Women organized their own football association in 1969, and soon after the FA ended its ban on women. The FA took over responsibility for the women’s game in 1993, beginning the slow process of improving funding and facilities. Things accelerated after the 2012 London Olympics when authorities began to recognize there was a global audience for the women’s game, said Gail Newsham, author of "In a League of Their Own!’’ which tells the story of Dick, Kerr Ladies.

Last year, the FA signed a three-year deal for broadcast rights to the Women’s Super League, increasing funding and exposure for the game. Sky Sports will broadcast a minimum of 35 games a year on its pay TV channels, and the BBC will carry another 22 on its free-to-view network. "It’s not that long ago that girls, you know, top players, were paying for their own travel to get to matches and then having to get up to go to work the next day. So all of this is helping,’’ Newsham said of the funding. "You can see the difference now in the professionalism of the girls playing football."
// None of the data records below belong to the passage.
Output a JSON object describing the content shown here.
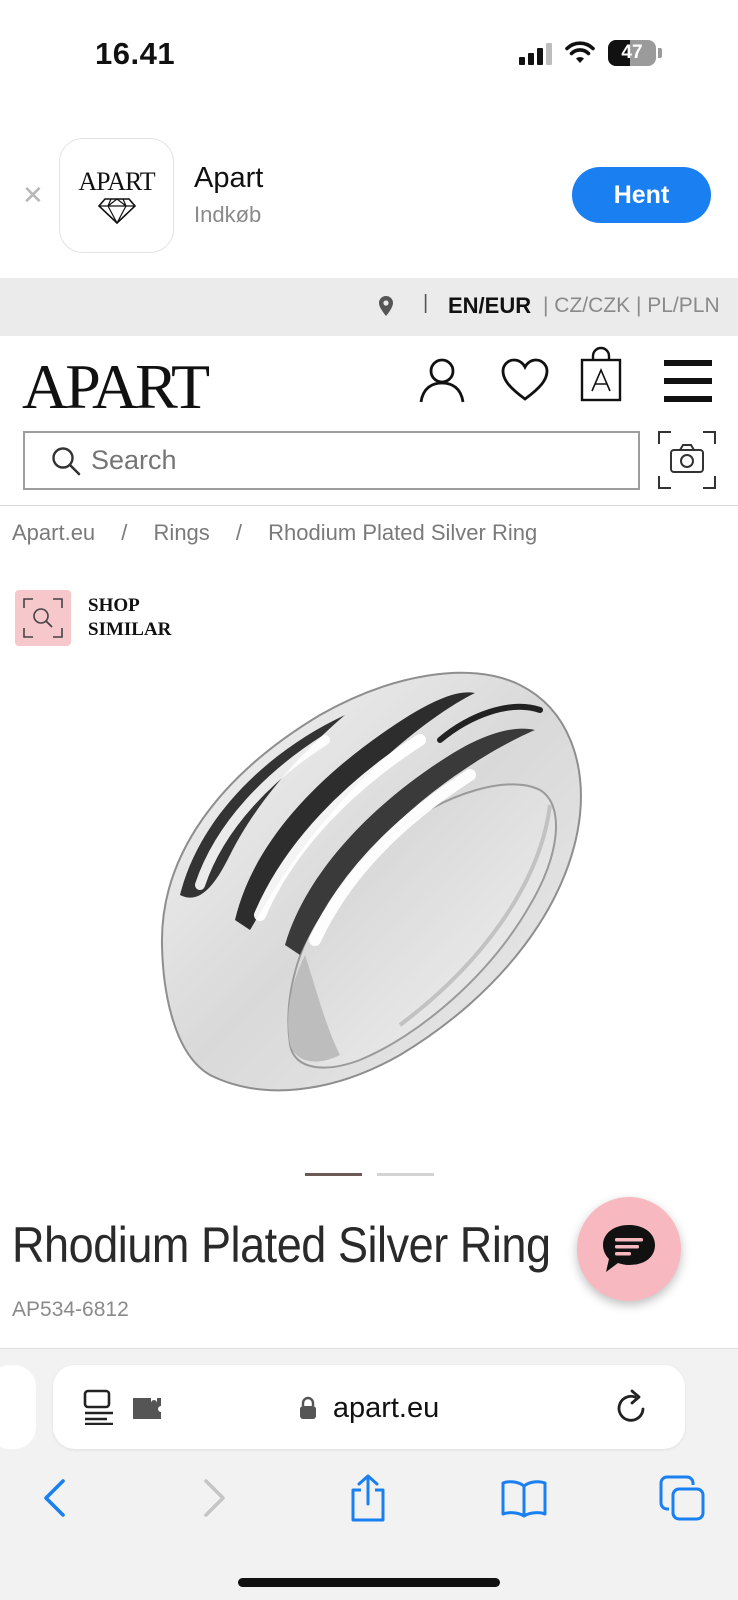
{
  "status_bar": {
    "time": "16.41",
    "battery_level": "47"
  },
  "app_banner": {
    "icon_text": "APART",
    "app_name": "Apart",
    "category": "Indkøb",
    "get_button": "Hent"
  },
  "locale": {
    "current": "EN/EUR",
    "others": "| CZ/CZK | PL/PLN"
  },
  "header": {
    "logo": "APART",
    "search_placeholder": "Search"
  },
  "breadcrumb": {
    "items": [
      "Apart.eu",
      "Rings",
      "Rhodium Plated Silver Ring"
    ],
    "separator": "/"
  },
  "shop_similar": {
    "line1": "SHOP",
    "line2": "SIMILAR"
  },
  "carousel": {
    "active_color": "#6b5a55",
    "inactive_color": "#d3d3d3",
    "active_index": 0,
    "count": 2
  },
  "product": {
    "title": "Rhodium Plated Silver Ring",
    "sku": "AP534-6812"
  },
  "browser": {
    "url": "apart.eu"
  },
  "colors": {
    "accent_blue": "#1a7ff0",
    "chat_pink": "#f7b9bf",
    "shop_similar_pink": "#f6c7cb"
  }
}
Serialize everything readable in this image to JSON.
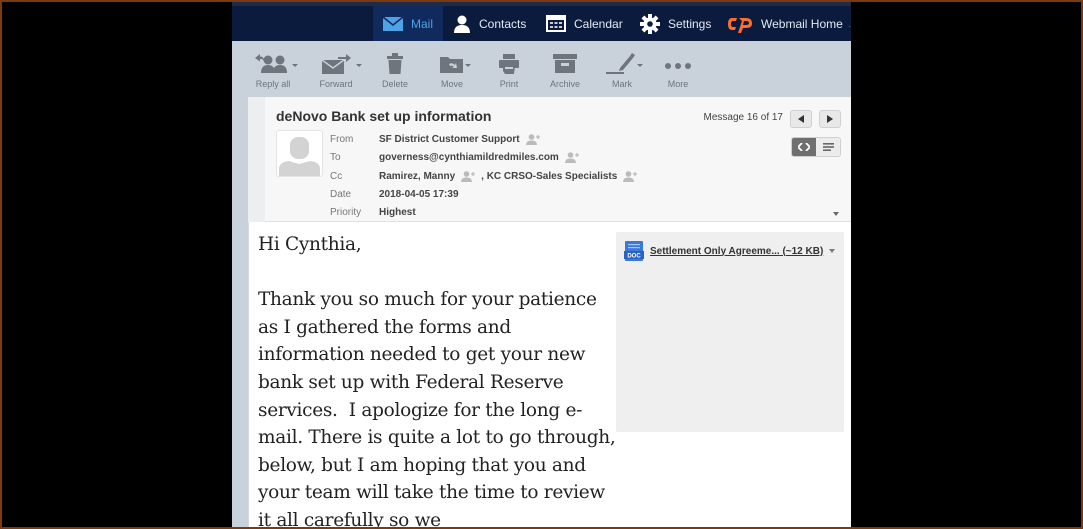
{
  "nav": {
    "items": [
      {
        "label": "Mail",
        "icon": "mail-icon",
        "active": true
      },
      {
        "label": "Contacts",
        "icon": "contacts-icon",
        "active": false
      },
      {
        "label": "Calendar",
        "icon": "calendar-icon",
        "active": false
      },
      {
        "label": "Settings",
        "icon": "gear-icon",
        "active": false
      },
      {
        "label": "Webmail Home",
        "icon": "cpanel-logo-icon",
        "active": false
      }
    ]
  },
  "toolbar": {
    "reply_all": "Reply all",
    "forward": "Forward",
    "delete": "Delete",
    "move": "Move",
    "print": "Print",
    "archive": "Archive",
    "mark": "Mark",
    "more": "More"
  },
  "message": {
    "subject": "deNovo Bank set up information",
    "counter": "Message 16 of 17",
    "labels": {
      "from": "From",
      "to": "To",
      "cc": "Cc",
      "date": "Date",
      "priority": "Priority"
    },
    "from": "SF District Customer Support",
    "to": "governess@cynthiamildredmiles.com",
    "cc": [
      "Ramirez, Manny",
      ", KC CRSO-Sales Specialists"
    ],
    "date": "2018-04-05 17:39",
    "priority": "Highest",
    "body": "Hi Cynthia,\n\nThank you so much for your patience as I gathered the forms and information needed to get your new bank set up with Federal Reserve services.  I apologize for the long e-mail. There is quite a lot to go through, below, but I am hoping that you and your team will take the time to review it all carefully so we"
  },
  "attachment": {
    "name": "Settlement Only Agreeme...",
    "size": "(~12 KB)",
    "type_badge": "DOC"
  },
  "colors": {
    "nav_bg": "#0b1b3d",
    "active_accent": "#4ea2e6",
    "cpanel_orange": "#ff6c2c"
  }
}
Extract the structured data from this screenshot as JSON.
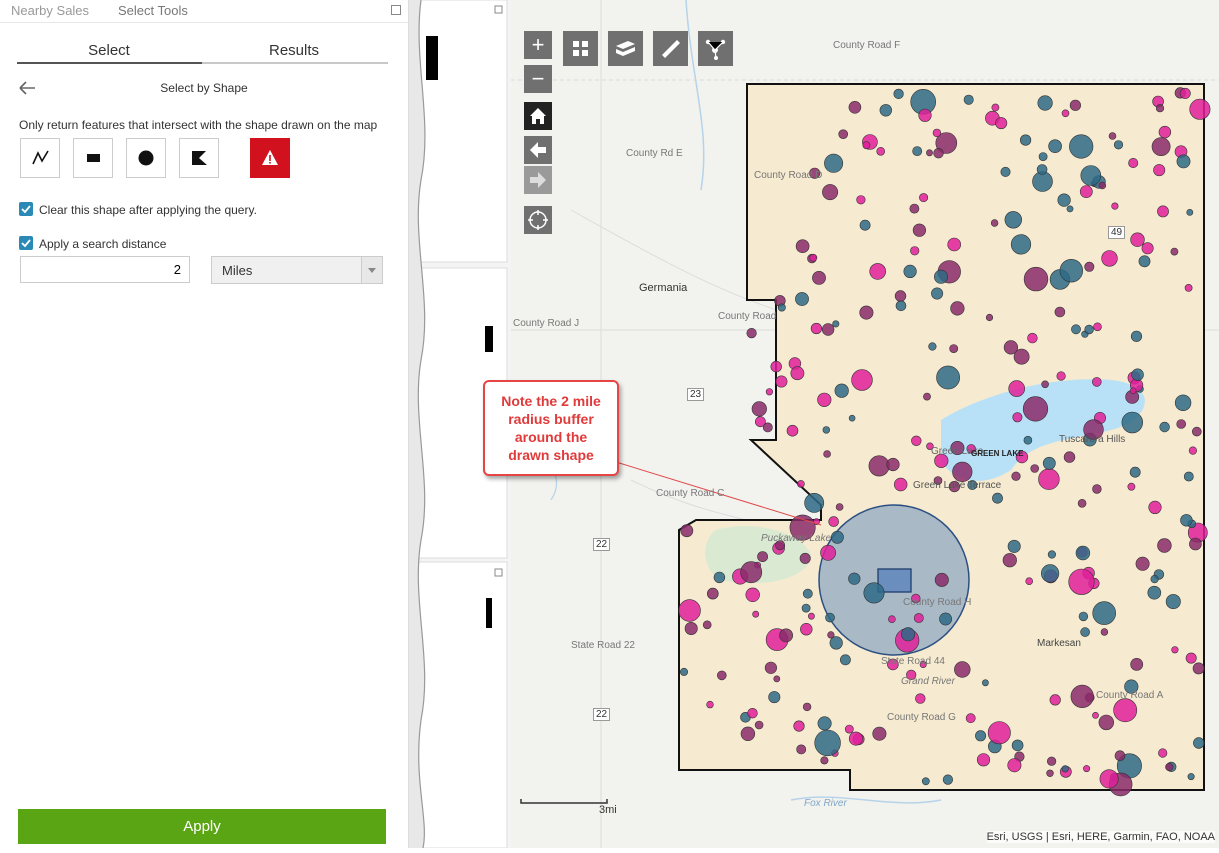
{
  "window": {
    "tabs": [
      "Nearby Sales",
      "Select Tools"
    ]
  },
  "panel": {
    "tabs": [
      {
        "label": "Select"
      },
      {
        "label": "Results"
      }
    ],
    "title": "Select by Shape",
    "instruction": "Only return features that intersect with the shape drawn on the map",
    "shape_tools": [
      "polyline-icon",
      "rectangle-icon",
      "circle-icon",
      "polygon-icon",
      "warning-icon"
    ],
    "clear_label": "Clear this shape after applying the query.",
    "distance_label": "Apply a search distance",
    "distance_value": "2",
    "unit": "Miles",
    "apply_label": "Apply"
  },
  "map": {
    "labels": [
      "County Road F",
      "County Rd E",
      "County Road D",
      "Germania",
      "County Road J",
      "County Road",
      "Green Lake",
      "GREEN LAKE",
      "Tuscarora Hills",
      "Green Lake Terrace",
      "County Road C",
      "Puckaway Lake",
      "County Road H",
      "State Road 44",
      "Grand River",
      "County Road G",
      "Markesan",
      "State Road 22",
      "County Road A",
      "Fox River"
    ],
    "highway_shields": [
      "49",
      "23",
      "22",
      "22"
    ],
    "note": "Note the 2 mile radius buffer around the drawn shape",
    "scale": "3mi",
    "attribution": "Esri, USGS | Esri, HERE, Garmin, FAO, NOAA",
    "colors": {
      "county_fill": "#f6ead0",
      "buffer": "#6a8fbe",
      "note_border": "#e64545",
      "apply": "#5aa513"
    }
  }
}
The excitement about the final has triggered a scramble for tickets. Tickets that originally sold for 15-50 pounds ($18-$61) are now selling for 100-1,000 pounds ($122-$1,216) on resale sites. The Short family has decided to watch the game at the local pub, making an afternoon of it, like fans around the country.

"I don’t think it will matter if it’s men or women,’’ Naomi Short said. "It’s England now. It’s coming home. You know, I’d like to think that’s what people are getting excited about."